Royal Bank of Scotland (RBS) has reported a loss of £1.98bn for 2015, its eighth year of annual losses.
RBS shares
fell to a three-year low on the news, and remain well below the price
the government paid for an 84% stake to save the bank in 2008.
The
bank, which came close to collapse at the height of the financial
crisis, is still setting aside billions to cover past mistakes and
fines.
Even after all these costs are stripped out, profits are still falling.
The annual loss is partly due to a £3.6bn charge to cover conduct and litigation costs, many of them in the US.
RBS also set aside another £2.9bn for restructuring, as it withdraws from 25 of the 38 countries it still operates in.
It
added that it did not expect to pay a dividend to shareholders until at
least next year, saying: "We now consider it more likely that capital
distributions will resume later than Q1 2017."
'Work to do'
Underlying profits at RBS, which is still 73% government-owned, dropped to £4.4bn, from £6bn a year earlier.
RBS said the fall in these profits was largely due to lower income from interest payments.
Chief executive Ross McEwan told the BBC's Today programme: "Low interest rates do hurt banks and it's very clear interest rates will stay lower for much longer now.
"The
UK and Republic of Ireland have quite strong economies... but you are
seeing a slowing down in a number of economies around the world and low interest rates do hurt banks."
"We
have still got a number of conduct and litigation issues - the largest
of those is in the US - which we have to settle.
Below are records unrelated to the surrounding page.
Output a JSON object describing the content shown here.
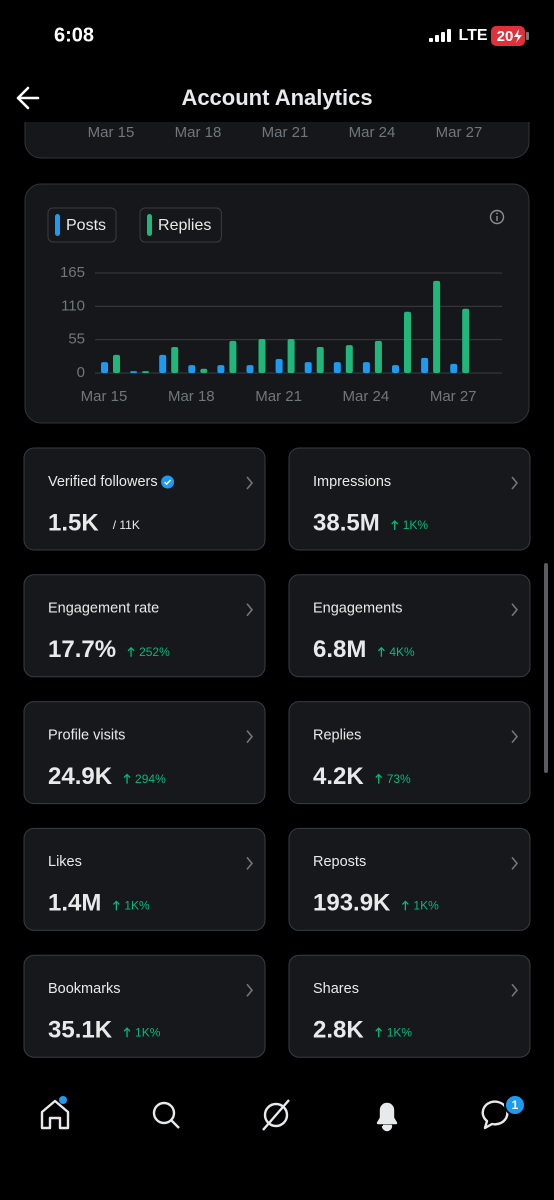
{
  "status_bar": {
    "time": "6:08",
    "network": "LTE",
    "battery": "20"
  },
  "header": {
    "title": "Account Analytics"
  },
  "top_card_labels": [
    "Mar 15",
    "Mar 18",
    "Mar 21",
    "Mar 24",
    "Mar 27"
  ],
  "chart_data": {
    "type": "bar",
    "categories": [
      "Mar 15",
      null,
      null,
      "Mar 18",
      null,
      null,
      "Mar 21",
      null,
      null,
      "Mar 24",
      null,
      null,
      "Mar 27"
    ],
    "series": [
      {
        "name": "Posts",
        "color": "#1d9bf0",
        "values": [
          18,
          3,
          30,
          13,
          13,
          13,
          23,
          18,
          18,
          18,
          13,
          25,
          15
        ]
      },
      {
        "name": "Replies",
        "color": "#1fb87a",
        "values": [
          30,
          3,
          43,
          7,
          53,
          56,
          56,
          43,
          46,
          53,
          101,
          152,
          106
        ]
      }
    ],
    "ylim": [
      0,
      165
    ],
    "yticks": [
      0,
      55,
      110,
      165
    ],
    "grid": true
  },
  "metrics": [
    {
      "label": "Verified followers",
      "value": "1.5K",
      "total": "/ 11K"
    },
    {
      "label": "Impressions",
      "value": "38.5M",
      "change": "1K%"
    },
    {
      "label": "Engagement rate",
      "value": "17.7%",
      "change": "252%"
    },
    {
      "label": "Engagements",
      "value": "6.8M",
      "change": "4K%"
    },
    {
      "label": "Profile visits",
      "value": "24.9K",
      "change": "294%"
    },
    {
      "label": "Replies",
      "value": "4.2K",
      "change": "73%"
    },
    {
      "label": "Likes",
      "value": "1.4M",
      "change": "1K%"
    },
    {
      "label": "Reposts",
      "value": "193.9K",
      "change": "1K%"
    },
    {
      "label": "Bookmarks",
      "value": "35.1K",
      "change": "1K%"
    },
    {
      "label": "Shares",
      "value": "2.8K",
      "change": "1K%"
    }
  ],
  "nav": {
    "messages_badge": "1"
  }
}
Unfortunately that is
not in our gift time-wise.
"We need to sell off Williams and Glynn
which is the branch network we are committed to selling off by 2017,
and we need to show a track record that we have got a very good bank
underneath all these headline noises."
'Disappointed'
Among
the conduct and litigation issues RBS has put aside £600m to pay claims
for the mis-selling of payment protection insurance in the UK.
RBS also said it had cut costs by £983m last year, and boosted net mortgage lending by 10% on a year ago to £9.3bn.
Michael
Hewson, chief market analyst at CMC Markets, said: "Every year we hope
that the time has come for the bank to turn a corner and every year we
return disappointed.
"CEO Ross McEwan must be wishing he had never taken on the task of turning the bank around when he took over the reins in August 2013."
Pay package
The money RBS pays out in bonuses to staff was reduced by 11% to £373m for 2015.
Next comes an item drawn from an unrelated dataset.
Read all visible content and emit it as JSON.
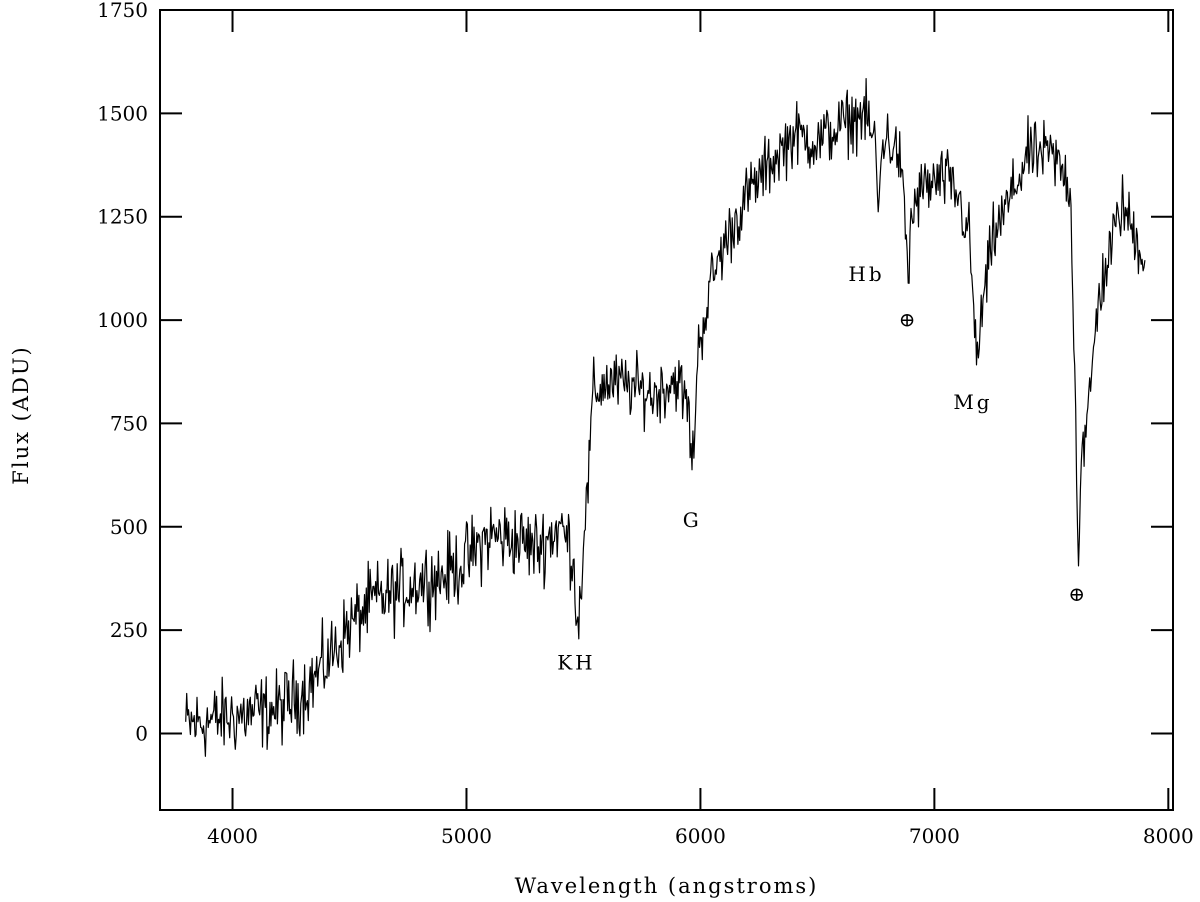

Mr McEwan's salary and incentive pay has increased from 2014, when he received £1.8m.
In 2015, on top of Mr McEwan's £1m salary he was awarded a £1m "role-based" incentive, but has personally donated the sum to charity.
Mr McEwan also said that in 2016 he would give half of this role-based pay to charity.
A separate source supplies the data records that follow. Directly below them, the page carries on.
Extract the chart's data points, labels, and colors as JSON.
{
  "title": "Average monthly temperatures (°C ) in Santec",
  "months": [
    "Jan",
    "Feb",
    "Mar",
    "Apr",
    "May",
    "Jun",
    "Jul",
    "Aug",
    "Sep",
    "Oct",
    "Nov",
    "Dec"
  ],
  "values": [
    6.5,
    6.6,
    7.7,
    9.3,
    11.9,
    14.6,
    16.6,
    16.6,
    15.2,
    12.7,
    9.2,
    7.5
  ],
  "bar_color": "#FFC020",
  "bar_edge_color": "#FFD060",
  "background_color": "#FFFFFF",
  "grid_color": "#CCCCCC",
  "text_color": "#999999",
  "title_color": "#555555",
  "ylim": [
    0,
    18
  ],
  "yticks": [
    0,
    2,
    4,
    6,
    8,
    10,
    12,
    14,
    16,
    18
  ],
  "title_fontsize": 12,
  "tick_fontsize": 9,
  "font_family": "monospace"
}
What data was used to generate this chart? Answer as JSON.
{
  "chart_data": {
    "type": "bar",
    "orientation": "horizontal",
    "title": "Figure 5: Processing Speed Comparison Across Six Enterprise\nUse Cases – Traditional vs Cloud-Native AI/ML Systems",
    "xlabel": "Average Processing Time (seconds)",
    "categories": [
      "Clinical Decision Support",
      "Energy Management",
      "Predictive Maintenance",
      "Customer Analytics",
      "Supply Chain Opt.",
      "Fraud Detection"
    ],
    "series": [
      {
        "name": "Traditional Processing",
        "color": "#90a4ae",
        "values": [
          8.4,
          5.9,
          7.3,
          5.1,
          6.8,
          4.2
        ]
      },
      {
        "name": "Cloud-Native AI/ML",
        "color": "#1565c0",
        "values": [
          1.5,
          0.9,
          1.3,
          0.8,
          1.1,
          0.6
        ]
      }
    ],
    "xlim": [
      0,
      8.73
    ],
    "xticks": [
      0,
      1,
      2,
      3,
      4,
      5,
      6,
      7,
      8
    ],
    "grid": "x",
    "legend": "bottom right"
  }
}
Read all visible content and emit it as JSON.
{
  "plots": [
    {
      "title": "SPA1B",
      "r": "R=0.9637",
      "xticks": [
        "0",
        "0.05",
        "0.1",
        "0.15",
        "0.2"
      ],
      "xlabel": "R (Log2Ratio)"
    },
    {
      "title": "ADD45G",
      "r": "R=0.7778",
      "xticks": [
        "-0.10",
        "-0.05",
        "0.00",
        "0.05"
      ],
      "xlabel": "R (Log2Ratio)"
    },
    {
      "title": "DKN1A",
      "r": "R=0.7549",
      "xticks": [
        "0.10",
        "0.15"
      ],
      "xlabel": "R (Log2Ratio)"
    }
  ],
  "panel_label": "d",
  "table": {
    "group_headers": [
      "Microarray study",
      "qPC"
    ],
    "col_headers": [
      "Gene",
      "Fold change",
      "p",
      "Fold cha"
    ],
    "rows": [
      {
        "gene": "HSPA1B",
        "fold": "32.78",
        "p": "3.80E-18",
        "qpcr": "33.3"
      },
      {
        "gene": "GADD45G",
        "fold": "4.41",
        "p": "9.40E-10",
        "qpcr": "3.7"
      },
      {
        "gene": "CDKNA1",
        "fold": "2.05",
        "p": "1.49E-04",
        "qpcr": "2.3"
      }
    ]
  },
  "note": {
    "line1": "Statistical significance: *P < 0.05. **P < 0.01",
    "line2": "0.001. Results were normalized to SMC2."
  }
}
However, he has also been given £1.347m as part of a three-year performance related award, and £350,000 in pension allowances.
Share sale
Turmoil on the stock
markets has meant that the government's plans to sell off more of its
stake in RBS are likely to be delayed.
In January this year, it suspended the sale of its final stake in Lloyds Banking Group. Taxpayers own just under 10% of Lloyds.
In August, the government managed to sell a 5.4% stake in RBS at 330p a share, raising £2.1bn.
The
price was one third below the 500p a share paid by the government when
it took its stake in the bank during the financial crisis, and
represented a loss of about £1.07bn.
Mr Hewson said: "It turns
out the decision by the UK government to pare down... its stake in the
bank in the middle of last year doesn't look such a bad decision after
all, amidst a chorus of criticism that it was sold off too cheaply. That
330p price seems a long way away now.
"Unless there is some clear
evidence that this continued drip feeding of negative news shows signs
of abating, it is going to be very difficult to see a rebound in the
share price, as shown by today's sharp falls."